The pilot project, activated last month in Maryland, marks a shift from one-way power flow to active grid participation. Baltimore Gas and Electric Company collaborated with Sunrun, a provider of home solar and batteries, and Ford, maker of the electric F-150 Lightning, to enable bidirectional charging known as vehicle-to-grid or V2G technology.
"This is the first time there are actual customers who are off-boarding power from their electric vehicles to the grid, and we’re doing it at peak times in the evening," said Chris Rauscher, vice president of grid services at Sunrun. "So we’re actually reducing the stress and the demand on the grid — crushing the curve, crushing the peak — which helps lower costs for everyone."
EVs function like large batteries on wheels; the F-150 Lightning's battery is 10 times bigger than a typical residential pack. Rauscher noted that more energy capacity exists in U.S. EV batteries on roads than in all stationary batteries combined. For context, the Natural Resources Defense Council estimates that V2G with California's projected 14 million EVs by 2035 could power every home in the state for three days.
Owners can power their homes during high-demand evenings, using just 5 to 6 miles of range per hour, effectively removing the house from the grid. "It basically makes the house disappear, effectively, from the grid," said Ryan O’Gorman, Ford’s business lead for vehicle-to-grid and vehicle-to-home. Charging can occur during off-peak times, like daytime with abundant solar power.

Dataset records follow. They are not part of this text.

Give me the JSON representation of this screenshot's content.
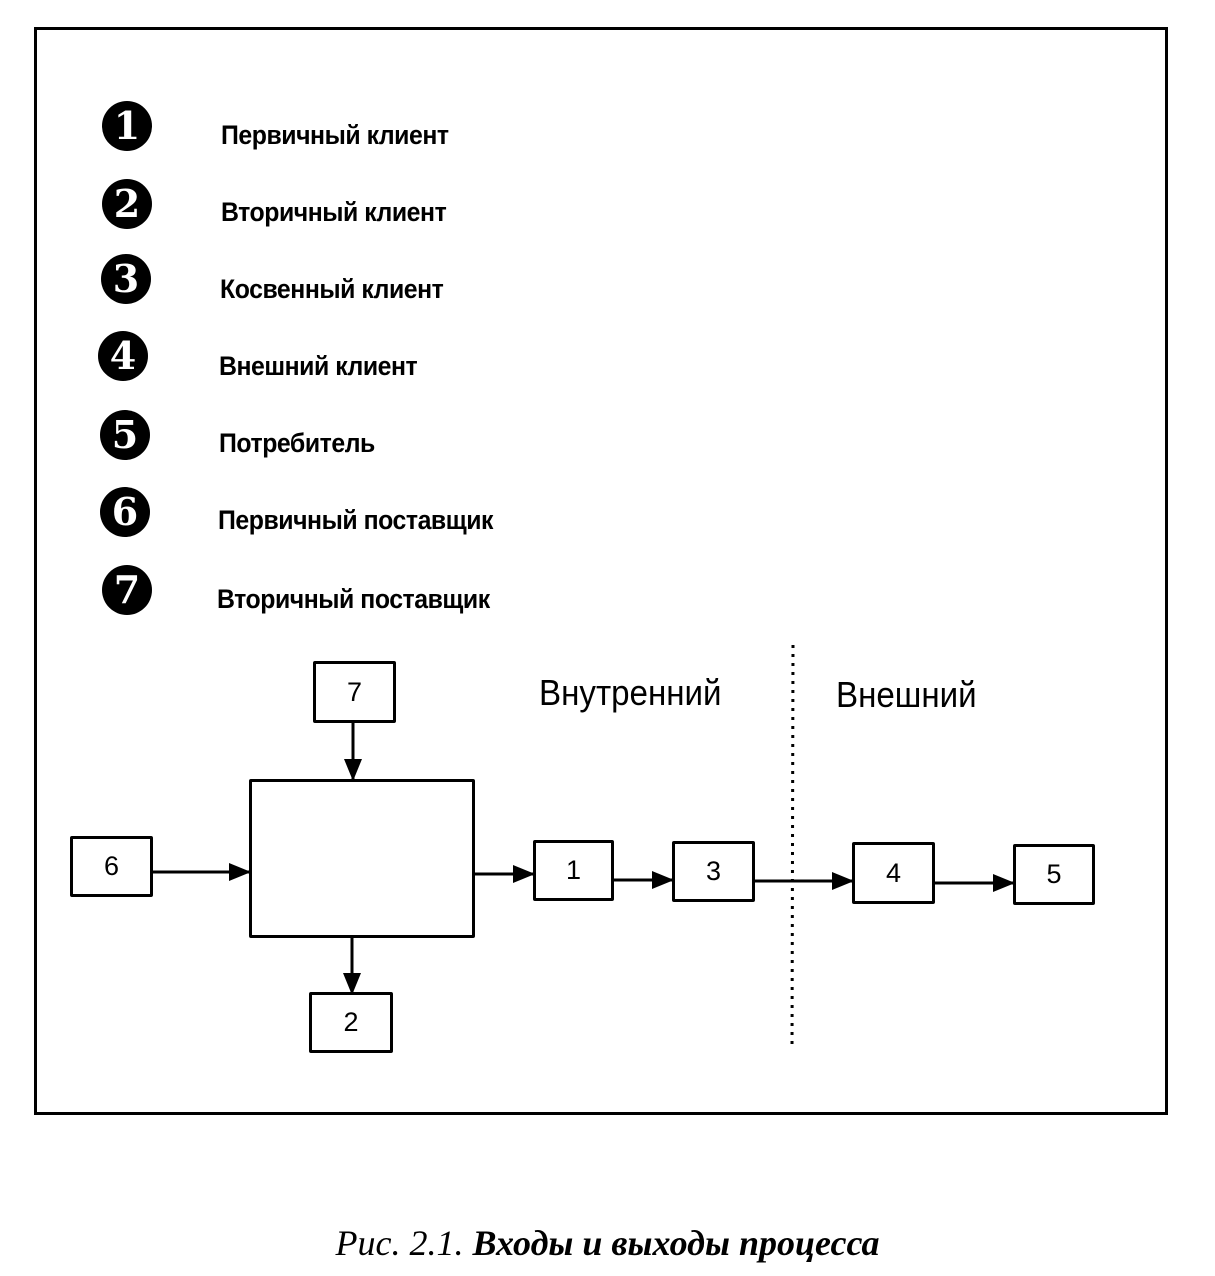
{
  "legend": [
    {
      "number": "1",
      "label": "Первичный клиент"
    },
    {
      "number": "2",
      "label": "Вторичный клиент"
    },
    {
      "number": "3",
      "label": "Косвенный клиент"
    },
    {
      "number": "4",
      "label": "Внешний клиент"
    },
    {
      "number": "5",
      "label": "Потребитель"
    },
    {
      "number": "6",
      "label": "Первичный поставщик"
    },
    {
      "number": "7",
      "label": "Вторичный поставщик"
    }
  ],
  "zones": {
    "internal": "Внутренний",
    "external": "Внешний"
  },
  "diagram": {
    "process_label": "",
    "nodes": {
      "n7": "7",
      "n6": "6",
      "n2": "2",
      "n1": "1",
      "n3": "3",
      "n4": "4",
      "n5": "5"
    },
    "flows": [
      {
        "from": "6",
        "to": "process"
      },
      {
        "from": "7",
        "to": "process"
      },
      {
        "from": "process",
        "to": "2"
      },
      {
        "from": "process",
        "to": "1"
      },
      {
        "from": "1",
        "to": "3"
      },
      {
        "from": "3",
        "to": "4"
      },
      {
        "from": "4",
        "to": "5"
      }
    ]
  },
  "caption": {
    "prefix": "Рис. 2.1.",
    "title": "Входы и выходы процесса"
  }
}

The program follows larger-scale tests, such as electric school buses in Oakland, California, with Pacific Gas & Electric, and Caltrain's regenerative braking, which cuts annual power costs from $19.5 million to $16.5 million. Experts see commercial fleets as more predictable for V2G due to schedules, though residential adoption is growing. Utilities must address customer experience, including compensation models similar to net metering.

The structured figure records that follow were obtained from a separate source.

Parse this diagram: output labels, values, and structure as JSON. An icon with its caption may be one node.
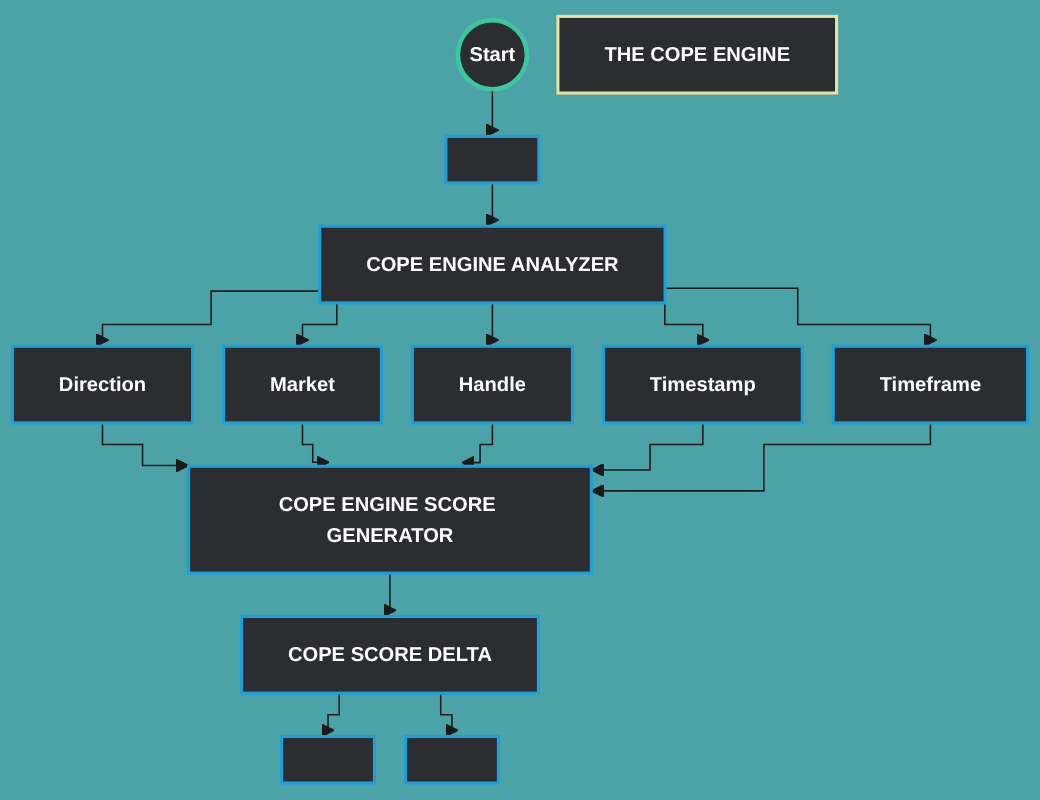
{
  "diagram": {
    "nodes": [
      {
        "text": [
          "Start"
        ]
      },
      {
        "text": [
          "THE COPE ENGINE"
        ]
      },
      {
        "text": [],
        "shape": "box"
      },
      {
        "text": [
          "COPE ENGINE ANALYZER"
        ]
      },
      {
        "text": [
          "Direction"
        ]
      },
      {
        "text": [
          "Market"
        ]
      },
      {
        "text": [
          "Handle"
        ]
      },
      {
        "text": [
          "Timestamp"
        ]
      },
      {
        "text": [
          "Timeframe"
        ]
      },
      {
        "text": [
          "COPE ENGINE SCORE GENERATOR"
        ]
      },
      {
        "text": [
          "COPE SCORE DELTA"
        ]
      },
      {
        "text": [],
        "shape": "box"
      },
      {
        "text": [],
        "shape": "box"
      }
    ],
    "edges": [
      {
        "from": 0,
        "to": 2,
        "arrow": "to"
      },
      {
        "from": 2,
        "to": 3,
        "arrow": "to"
      },
      {
        "from": 3,
        "to": 4,
        "arrow": "to"
      },
      {
        "from": 3,
        "to": 5,
        "arrow": "to"
      },
      {
        "from": 3,
        "to": 6,
        "arrow": "to"
      },
      {
        "from": 3,
        "to": 7,
        "arrow": "to"
      },
      {
        "from": 3,
        "to": 8,
        "arrow": "to"
      },
      {
        "from": 4,
        "to": 9,
        "arrow": "to"
      },
      {
        "from": 5,
        "to": 9,
        "arrow": "to"
      },
      {
        "from": 6,
        "to": 9,
        "arrow": "to"
      },
      {
        "from": 7,
        "to": 9,
        "arrow": "to"
      },
      {
        "from": 8,
        "to": 9,
        "arrow": "to"
      },
      {
        "from": 9,
        "to": 10,
        "arrow": "to"
      },
      {
        "from": 10,
        "to": 11,
        "arrow": "to"
      },
      {
        "from": 10,
        "to": 12,
        "arrow": "to"
      }
    ]
  }
}
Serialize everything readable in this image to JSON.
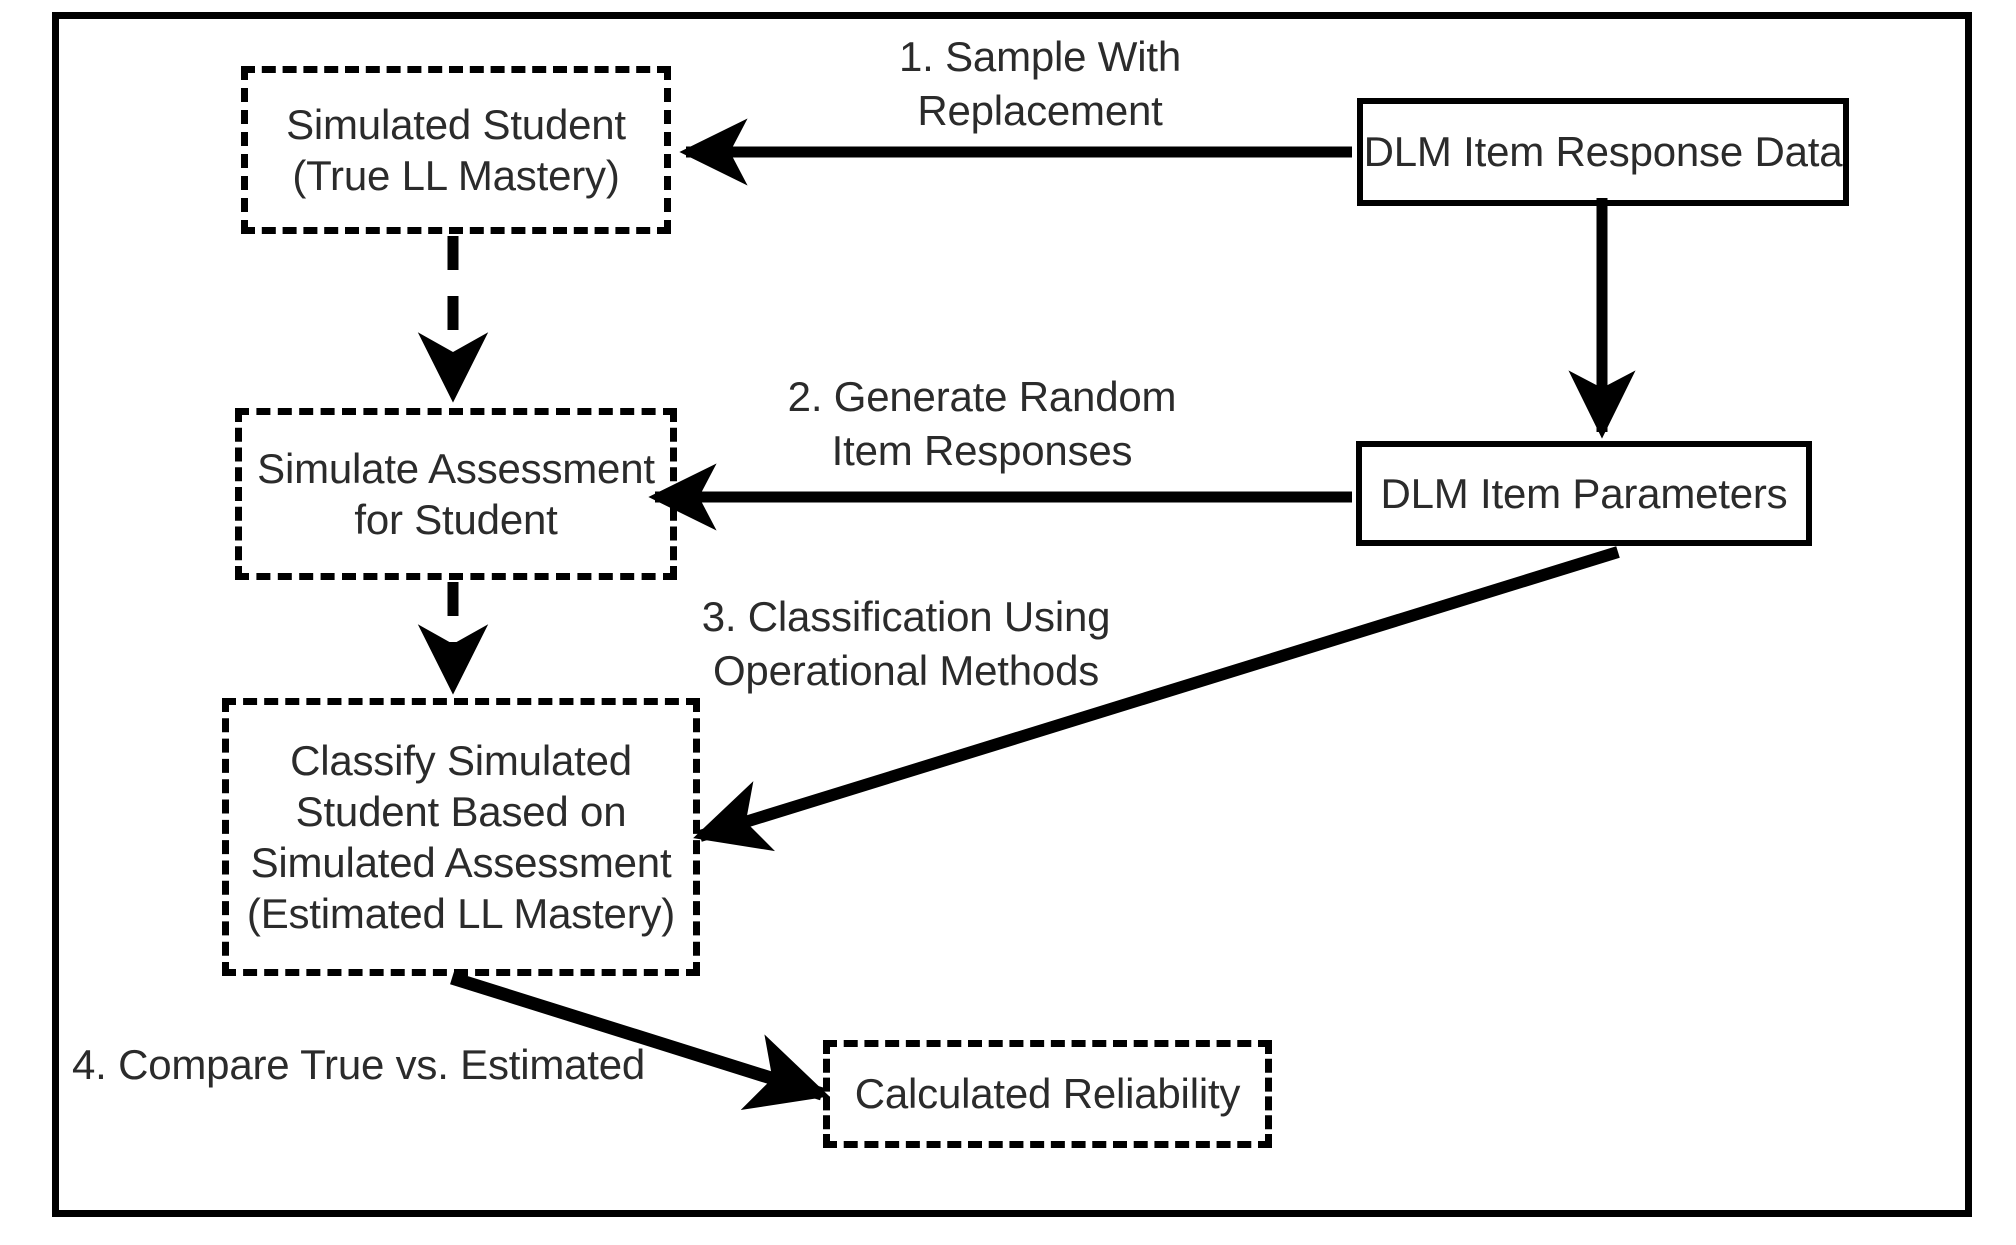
{
  "figure": {
    "type": "flowchart",
    "description": "Simulation procedure for calculating DLM reliability",
    "frame_color": "#000000",
    "text_color": "#2b2b2b"
  },
  "nodes": [
    {
      "id": "simulated-student",
      "style": "dashed",
      "lines": [
        "Simulated Student",
        "(True LL Mastery)"
      ]
    },
    {
      "id": "dlm-item-response-data",
      "style": "solid",
      "lines": [
        "DLM Item Response Data"
      ]
    },
    {
      "id": "simulate-assessment",
      "style": "dashed",
      "lines": [
        "Simulate Assessment",
        "for Student"
      ]
    },
    {
      "id": "dlm-item-parameters",
      "style": "solid",
      "lines": [
        "DLM Item Parameters"
      ]
    },
    {
      "id": "classify-simulated-student",
      "style": "dashed",
      "lines": [
        "Classify Simulated",
        "Student Based on",
        "Simulated Assessment",
        "(Estimated LL Mastery)"
      ]
    },
    {
      "id": "calculated-reliability",
      "style": "dashed",
      "lines": [
        "Calculated Reliability"
      ]
    }
  ],
  "steps": [
    {
      "id": "step-1",
      "lines": [
        "1. Sample With",
        "Replacement"
      ]
    },
    {
      "id": "step-2",
      "lines": [
        "2. Generate Random",
        "Item Responses"
      ]
    },
    {
      "id": "step-3",
      "lines": [
        "3. Classification Using",
        "Operational Methods"
      ]
    },
    {
      "id": "step-4",
      "lines": [
        "4. Compare True vs. Estimated"
      ]
    }
  ],
  "connectors": [
    {
      "id": "response-data-to-simulated-student",
      "style": "solid",
      "from": "dlm-item-response-data",
      "to": "simulated-student",
      "label": "step-1"
    },
    {
      "id": "response-data-to-item-parameters",
      "style": "solid",
      "from": "dlm-item-response-data",
      "to": "dlm-item-parameters",
      "label": ""
    },
    {
      "id": "item-parameters-to-simulate-assessment",
      "style": "solid",
      "from": "dlm-item-parameters",
      "to": "simulate-assessment",
      "label": "step-2"
    },
    {
      "id": "item-parameters-to-classify",
      "style": "solid",
      "from": "dlm-item-parameters",
      "to": "classify-simulated-student",
      "label": "step-3"
    },
    {
      "id": "simulated-student-to-simulate-assessment",
      "style": "dashed",
      "from": "simulated-student",
      "to": "simulate-assessment",
      "label": ""
    },
    {
      "id": "simulate-assessment-to-classify",
      "style": "dashed",
      "from": "simulate-assessment",
      "to": "classify-simulated-student",
      "label": ""
    },
    {
      "id": "classify-to-calculated-reliability",
      "style": "solid",
      "from": "classify-simulated-student",
      "to": "calculated-reliability",
      "label": "step-4"
    }
  ]
}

"We’re still in a bit of an early stage here," said Divesh Gupta, director of clean energy solutions at Baltimore Gas and Electric Company. "There are a lot of things that need to be worked out, particularly on the customer-experience side."
Challenges include ensuring vehicles remain charged for drivers' needs, but even partial participation could diversify energy storage and reduce reliance on costly stationary batteries. Cars are parked over 22 hours daily, turning idle time into an asset for grid resilience amid rising demands from heat waves and data centers.